The ADS is clearly intended as a crowd-control weapon. It is vehicle-mounted, not man-portable. In the general concept, it's not much different from using high-pressure fire-hoses. I'm somewhat ambivalent about most of these crowd-control techniques, but if you presuppose the need for a non-lethal crowd-control method (e.g. to break up unruly or violent mobs, without massacring everybody), then the ADS seems like a pretty good solution.

The real problem is "mission creep". These things are going to be used outside the narrow scope of dispersing dangerous mobs. Because they are intended to be non-lethal, the state will deploy them under conditions when it wouldn't otherwise dream of using weaponry. Furthermore, when the inevitable tragedies occur, they will trot out the "non-lethal" qualifications both in court, and in the press. Much like they currently use "rubber bullets" (really, steel bullets with a rubberized plastic coating).
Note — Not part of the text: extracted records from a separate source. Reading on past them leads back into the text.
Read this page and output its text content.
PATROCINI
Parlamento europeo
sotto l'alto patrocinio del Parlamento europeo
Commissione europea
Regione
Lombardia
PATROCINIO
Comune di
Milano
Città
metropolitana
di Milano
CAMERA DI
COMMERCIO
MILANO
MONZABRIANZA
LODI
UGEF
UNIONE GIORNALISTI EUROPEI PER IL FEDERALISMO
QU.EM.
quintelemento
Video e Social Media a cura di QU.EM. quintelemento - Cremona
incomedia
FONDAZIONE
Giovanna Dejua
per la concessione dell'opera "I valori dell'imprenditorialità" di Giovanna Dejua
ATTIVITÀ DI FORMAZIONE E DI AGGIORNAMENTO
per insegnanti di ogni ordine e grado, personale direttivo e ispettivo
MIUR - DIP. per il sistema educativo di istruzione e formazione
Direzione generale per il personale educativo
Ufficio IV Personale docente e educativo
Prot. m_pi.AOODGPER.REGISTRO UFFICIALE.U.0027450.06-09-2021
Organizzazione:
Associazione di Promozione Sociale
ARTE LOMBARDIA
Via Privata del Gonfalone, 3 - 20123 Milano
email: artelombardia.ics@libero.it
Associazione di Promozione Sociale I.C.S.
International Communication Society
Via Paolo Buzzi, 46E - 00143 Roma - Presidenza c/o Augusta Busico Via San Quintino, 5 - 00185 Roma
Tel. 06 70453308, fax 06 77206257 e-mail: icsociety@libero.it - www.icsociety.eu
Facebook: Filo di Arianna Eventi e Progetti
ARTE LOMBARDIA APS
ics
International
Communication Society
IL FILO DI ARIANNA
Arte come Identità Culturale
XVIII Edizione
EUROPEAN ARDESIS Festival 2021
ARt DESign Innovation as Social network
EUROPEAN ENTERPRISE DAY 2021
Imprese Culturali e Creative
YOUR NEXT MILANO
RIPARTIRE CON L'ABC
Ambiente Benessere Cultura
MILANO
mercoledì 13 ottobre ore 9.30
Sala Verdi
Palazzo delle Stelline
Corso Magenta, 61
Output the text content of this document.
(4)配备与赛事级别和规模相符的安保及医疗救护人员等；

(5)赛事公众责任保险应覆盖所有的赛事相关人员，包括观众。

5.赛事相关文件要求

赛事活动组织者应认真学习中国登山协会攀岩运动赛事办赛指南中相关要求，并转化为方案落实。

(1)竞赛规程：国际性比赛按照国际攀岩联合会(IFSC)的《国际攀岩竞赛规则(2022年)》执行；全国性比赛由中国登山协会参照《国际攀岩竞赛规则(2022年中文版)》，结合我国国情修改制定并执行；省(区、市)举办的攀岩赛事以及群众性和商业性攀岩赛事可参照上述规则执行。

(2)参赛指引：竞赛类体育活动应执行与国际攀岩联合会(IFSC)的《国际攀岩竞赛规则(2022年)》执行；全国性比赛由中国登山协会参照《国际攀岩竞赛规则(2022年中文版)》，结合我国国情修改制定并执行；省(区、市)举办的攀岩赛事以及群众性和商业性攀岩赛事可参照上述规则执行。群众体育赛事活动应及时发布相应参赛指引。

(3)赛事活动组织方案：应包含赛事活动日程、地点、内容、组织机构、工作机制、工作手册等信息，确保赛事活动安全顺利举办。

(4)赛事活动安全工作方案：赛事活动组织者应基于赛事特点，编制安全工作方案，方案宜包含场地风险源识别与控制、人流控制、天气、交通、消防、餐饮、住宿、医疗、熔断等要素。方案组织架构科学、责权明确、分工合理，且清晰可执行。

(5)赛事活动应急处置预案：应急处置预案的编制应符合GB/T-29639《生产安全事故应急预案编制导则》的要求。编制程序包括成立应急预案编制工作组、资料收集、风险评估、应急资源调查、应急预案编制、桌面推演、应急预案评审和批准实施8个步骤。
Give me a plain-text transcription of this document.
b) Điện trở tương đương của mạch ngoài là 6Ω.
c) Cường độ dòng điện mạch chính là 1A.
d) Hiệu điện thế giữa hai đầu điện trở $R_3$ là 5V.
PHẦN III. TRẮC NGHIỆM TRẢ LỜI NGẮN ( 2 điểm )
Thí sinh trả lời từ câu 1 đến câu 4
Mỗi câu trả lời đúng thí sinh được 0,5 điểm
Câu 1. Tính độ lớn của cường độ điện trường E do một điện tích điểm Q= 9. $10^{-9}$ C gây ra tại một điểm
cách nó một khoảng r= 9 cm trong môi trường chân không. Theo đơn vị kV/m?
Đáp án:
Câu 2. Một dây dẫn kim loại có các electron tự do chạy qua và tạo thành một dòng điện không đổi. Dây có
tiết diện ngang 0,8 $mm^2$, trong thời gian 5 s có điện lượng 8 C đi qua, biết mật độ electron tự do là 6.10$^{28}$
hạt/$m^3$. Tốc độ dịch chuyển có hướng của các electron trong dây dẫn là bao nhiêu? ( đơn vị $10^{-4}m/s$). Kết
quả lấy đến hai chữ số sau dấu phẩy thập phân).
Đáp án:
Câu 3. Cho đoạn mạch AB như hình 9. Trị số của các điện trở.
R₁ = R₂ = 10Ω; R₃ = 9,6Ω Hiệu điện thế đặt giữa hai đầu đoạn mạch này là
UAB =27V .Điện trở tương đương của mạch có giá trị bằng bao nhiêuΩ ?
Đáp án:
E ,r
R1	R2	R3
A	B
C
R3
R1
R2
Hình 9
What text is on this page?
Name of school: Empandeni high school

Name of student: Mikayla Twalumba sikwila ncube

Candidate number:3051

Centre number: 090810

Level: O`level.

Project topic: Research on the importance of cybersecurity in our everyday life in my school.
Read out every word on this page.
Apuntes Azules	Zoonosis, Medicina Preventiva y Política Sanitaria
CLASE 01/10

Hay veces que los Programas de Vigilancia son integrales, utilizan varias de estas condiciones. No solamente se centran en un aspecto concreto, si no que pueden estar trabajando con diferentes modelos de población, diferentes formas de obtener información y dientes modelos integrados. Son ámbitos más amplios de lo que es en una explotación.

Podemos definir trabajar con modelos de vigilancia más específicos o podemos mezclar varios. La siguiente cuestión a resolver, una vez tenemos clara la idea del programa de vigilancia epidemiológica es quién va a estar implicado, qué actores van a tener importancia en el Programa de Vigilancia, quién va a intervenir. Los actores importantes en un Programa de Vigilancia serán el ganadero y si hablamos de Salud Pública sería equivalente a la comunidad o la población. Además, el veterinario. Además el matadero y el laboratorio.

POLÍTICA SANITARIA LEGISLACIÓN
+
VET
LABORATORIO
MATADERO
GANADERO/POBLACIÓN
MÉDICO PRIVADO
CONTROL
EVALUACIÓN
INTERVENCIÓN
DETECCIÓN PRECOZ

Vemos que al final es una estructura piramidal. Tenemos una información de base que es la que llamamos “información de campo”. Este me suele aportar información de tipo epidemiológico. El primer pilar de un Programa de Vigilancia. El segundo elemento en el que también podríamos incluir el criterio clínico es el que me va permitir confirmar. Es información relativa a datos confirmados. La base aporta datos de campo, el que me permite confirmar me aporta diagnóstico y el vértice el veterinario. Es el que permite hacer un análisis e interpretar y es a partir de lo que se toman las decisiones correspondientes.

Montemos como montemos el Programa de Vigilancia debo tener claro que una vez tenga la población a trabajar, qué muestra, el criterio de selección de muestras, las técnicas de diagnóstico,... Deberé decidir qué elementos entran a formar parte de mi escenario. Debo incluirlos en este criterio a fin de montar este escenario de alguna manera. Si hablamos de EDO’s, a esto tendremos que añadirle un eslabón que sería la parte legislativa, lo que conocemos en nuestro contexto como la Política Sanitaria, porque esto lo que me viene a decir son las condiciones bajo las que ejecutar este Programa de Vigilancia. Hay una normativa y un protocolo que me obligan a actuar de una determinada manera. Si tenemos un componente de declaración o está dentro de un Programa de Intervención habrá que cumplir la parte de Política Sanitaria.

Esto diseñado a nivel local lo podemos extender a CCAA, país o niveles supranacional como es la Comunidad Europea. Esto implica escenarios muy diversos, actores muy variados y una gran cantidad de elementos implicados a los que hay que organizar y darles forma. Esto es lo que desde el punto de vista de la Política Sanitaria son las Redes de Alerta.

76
And, of course, these things will be employed for deliberate torture. They seem almost ideal for that purpose, as I indicated above. Intense pain with no lasting physical evidence (if used "properly", of course; I imagine that prolonged exposure would be a different issue).

Of course, now that they exist, they will be used for nefarious "security" purposes, regardless of what the "official" public-policy stance about ADS evolves into. We have no effective control over the Executive Branch, once they invoke "National Security". We aren't even allowed to know what "they" are doing, and if we somehow find out it is illegal (treasonous) to tell anybody else!